Self sabotage is one hell of a drug. Okay that sounds harsh but it is addicting. It will have you convinced that lugging around all of your emotions from your past is necessary. That you somehow can’t unpack your bags because it’s scary walking around with nothing to protect you. That you have to hold on to the old narrative of yourself because that’s all you’ve known yourself to be for years. Because if you so much as dare to step into your power, you somehow don’t deserve to know you were created on purpose for a purpose and people won’t like it if you’re “feeling yourself.” So what am I saying? I’m saying
we give ourselves permission to play small.

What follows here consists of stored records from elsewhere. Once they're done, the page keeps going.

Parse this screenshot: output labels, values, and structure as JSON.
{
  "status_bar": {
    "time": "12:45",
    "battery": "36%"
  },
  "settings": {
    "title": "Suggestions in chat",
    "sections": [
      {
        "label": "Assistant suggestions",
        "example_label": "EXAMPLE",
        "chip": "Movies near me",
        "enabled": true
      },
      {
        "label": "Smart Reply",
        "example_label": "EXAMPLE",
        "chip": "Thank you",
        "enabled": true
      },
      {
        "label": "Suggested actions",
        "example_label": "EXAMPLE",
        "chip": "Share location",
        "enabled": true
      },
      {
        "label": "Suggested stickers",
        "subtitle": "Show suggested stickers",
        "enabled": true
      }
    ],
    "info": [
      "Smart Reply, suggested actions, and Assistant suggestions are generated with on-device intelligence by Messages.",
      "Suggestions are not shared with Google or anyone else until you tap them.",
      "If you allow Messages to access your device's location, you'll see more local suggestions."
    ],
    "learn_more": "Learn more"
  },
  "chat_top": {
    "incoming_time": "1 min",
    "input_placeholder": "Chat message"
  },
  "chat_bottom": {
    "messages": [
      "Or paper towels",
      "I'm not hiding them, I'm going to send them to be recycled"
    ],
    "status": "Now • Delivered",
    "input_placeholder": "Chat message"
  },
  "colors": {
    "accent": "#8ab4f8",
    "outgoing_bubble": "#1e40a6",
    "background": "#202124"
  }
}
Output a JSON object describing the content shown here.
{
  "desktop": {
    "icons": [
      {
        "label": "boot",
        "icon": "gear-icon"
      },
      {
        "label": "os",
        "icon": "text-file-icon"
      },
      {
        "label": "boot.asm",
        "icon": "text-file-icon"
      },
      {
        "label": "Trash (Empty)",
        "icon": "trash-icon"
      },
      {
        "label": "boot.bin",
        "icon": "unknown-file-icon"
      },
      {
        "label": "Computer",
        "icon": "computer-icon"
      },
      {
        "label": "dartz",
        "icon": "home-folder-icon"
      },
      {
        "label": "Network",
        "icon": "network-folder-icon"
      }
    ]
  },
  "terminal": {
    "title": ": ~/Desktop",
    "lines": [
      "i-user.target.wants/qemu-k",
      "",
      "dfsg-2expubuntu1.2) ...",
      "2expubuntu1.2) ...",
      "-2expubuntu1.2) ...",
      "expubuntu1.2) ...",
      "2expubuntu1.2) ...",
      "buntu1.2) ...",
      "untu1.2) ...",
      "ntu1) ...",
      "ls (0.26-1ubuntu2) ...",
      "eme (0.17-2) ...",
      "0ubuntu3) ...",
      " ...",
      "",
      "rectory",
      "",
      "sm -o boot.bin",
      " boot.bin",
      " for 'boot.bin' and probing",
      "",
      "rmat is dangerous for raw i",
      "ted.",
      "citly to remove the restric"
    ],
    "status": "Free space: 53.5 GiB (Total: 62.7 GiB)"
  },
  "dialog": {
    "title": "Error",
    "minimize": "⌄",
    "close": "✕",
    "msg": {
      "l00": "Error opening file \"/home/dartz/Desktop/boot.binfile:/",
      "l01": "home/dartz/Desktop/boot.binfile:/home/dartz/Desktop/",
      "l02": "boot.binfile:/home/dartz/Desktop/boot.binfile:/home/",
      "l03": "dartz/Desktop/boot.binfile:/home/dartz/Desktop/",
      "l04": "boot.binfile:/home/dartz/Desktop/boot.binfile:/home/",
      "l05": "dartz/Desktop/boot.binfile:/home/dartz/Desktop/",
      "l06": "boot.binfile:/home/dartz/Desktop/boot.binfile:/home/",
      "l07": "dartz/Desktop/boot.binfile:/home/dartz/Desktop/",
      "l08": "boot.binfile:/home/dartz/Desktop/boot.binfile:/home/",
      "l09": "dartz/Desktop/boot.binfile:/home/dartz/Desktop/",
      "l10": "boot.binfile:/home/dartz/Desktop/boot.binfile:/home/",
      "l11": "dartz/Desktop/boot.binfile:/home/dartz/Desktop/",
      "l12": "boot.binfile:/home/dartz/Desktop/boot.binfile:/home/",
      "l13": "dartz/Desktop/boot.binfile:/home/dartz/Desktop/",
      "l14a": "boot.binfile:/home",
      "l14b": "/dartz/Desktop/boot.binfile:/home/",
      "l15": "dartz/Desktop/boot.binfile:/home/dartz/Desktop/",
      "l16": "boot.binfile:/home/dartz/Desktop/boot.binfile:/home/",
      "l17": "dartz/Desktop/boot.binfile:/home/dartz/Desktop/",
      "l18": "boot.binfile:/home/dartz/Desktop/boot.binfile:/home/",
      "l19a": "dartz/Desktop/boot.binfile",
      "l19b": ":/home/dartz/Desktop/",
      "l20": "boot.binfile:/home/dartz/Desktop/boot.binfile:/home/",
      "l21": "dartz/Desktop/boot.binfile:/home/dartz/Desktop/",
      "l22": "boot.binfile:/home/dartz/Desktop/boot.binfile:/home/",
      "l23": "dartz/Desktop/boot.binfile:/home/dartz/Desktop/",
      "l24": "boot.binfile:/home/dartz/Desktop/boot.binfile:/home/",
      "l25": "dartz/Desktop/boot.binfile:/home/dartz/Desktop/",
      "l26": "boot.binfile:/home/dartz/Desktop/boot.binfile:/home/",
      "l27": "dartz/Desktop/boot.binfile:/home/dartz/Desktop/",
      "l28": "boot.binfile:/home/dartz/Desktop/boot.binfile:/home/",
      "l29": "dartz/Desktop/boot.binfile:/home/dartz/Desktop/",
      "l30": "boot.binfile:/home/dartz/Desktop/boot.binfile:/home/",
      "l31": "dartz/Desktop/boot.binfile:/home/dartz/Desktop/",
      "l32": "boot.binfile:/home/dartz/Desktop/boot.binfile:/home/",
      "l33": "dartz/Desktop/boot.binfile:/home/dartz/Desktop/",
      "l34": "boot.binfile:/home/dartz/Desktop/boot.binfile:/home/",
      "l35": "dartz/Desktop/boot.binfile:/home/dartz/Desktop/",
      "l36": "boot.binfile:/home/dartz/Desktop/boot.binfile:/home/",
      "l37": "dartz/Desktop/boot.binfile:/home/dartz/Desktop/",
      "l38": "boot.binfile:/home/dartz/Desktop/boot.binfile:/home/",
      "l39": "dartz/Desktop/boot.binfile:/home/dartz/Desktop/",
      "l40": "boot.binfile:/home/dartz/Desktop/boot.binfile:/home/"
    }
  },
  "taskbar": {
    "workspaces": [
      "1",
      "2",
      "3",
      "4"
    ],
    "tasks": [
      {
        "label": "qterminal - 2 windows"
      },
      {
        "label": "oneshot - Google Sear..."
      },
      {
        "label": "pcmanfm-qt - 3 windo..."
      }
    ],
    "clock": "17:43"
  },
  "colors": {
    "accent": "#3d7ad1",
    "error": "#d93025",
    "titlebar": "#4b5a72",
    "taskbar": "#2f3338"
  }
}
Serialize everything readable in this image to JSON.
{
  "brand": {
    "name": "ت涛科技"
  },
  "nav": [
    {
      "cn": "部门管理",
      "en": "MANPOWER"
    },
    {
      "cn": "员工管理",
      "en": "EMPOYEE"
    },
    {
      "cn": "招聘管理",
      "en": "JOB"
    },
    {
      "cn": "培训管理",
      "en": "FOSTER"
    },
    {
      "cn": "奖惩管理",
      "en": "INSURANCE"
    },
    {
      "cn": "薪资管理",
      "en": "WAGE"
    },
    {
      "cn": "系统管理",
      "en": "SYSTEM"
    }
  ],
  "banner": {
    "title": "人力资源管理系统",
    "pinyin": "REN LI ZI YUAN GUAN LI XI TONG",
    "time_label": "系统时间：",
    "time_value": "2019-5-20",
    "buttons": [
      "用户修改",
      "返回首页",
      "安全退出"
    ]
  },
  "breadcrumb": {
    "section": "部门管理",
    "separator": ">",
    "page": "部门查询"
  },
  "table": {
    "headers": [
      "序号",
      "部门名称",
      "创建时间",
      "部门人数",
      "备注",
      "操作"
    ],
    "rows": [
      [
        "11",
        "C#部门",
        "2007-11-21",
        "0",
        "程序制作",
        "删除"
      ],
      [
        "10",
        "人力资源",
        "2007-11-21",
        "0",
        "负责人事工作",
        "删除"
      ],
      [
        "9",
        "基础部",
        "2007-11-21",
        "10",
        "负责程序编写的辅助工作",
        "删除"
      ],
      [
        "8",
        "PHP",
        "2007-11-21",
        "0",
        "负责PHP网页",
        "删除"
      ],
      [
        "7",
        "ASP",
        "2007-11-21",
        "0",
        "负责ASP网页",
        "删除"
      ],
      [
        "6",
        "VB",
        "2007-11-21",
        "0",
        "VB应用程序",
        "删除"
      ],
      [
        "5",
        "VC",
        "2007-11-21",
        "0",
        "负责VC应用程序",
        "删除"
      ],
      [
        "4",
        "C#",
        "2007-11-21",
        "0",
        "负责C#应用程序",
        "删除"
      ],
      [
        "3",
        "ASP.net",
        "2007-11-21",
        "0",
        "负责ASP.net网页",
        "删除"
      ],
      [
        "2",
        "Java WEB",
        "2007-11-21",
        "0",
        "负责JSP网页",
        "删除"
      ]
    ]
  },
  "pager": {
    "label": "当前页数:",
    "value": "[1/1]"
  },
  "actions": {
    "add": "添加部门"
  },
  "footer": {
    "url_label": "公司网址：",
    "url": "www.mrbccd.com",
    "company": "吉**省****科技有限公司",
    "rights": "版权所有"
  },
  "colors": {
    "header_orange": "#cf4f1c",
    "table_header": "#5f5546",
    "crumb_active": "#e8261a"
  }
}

The funny thing about this post is I had zero intentions of writing it like this. I had something else in mind but I felt inspired when I woke up this morning and this is what wanted to be written. Okay, let me be 100% honest. I started off this month setting intentions with crystals. Intentions that I somehow felt a burning desire to actually stick with. I set my intentions January 1st and January 2nd I became sick. I haven’t had a cold in a long time and this had me bed ridden for almost a week. It took me almost two weeks to realize that the work I started at the beginning of the month was underway and last week was my last time using my past as a crutch. Yeah, I said it.
How I feel this morning is a direct result of me acknowledging the ways I choose to make painful choices and choosing to stop. Playing small is a choice. Being afraid to give and receive love is a choice. Telling my story from a pity standpoint is a choice. Being mean to protect myself is a choice (see being afraid to give and receive love again). These things have done nothing to positively serve me over the years and it’s a stagnant place to be.
(FYI: The good thing about this wrap tie blouse is I’m able to manipulate it so I’m not showing too much skin. My torso is definitely not being flaunted around my office lol. Let’s give it up for tops that add a little appeal to your work attire).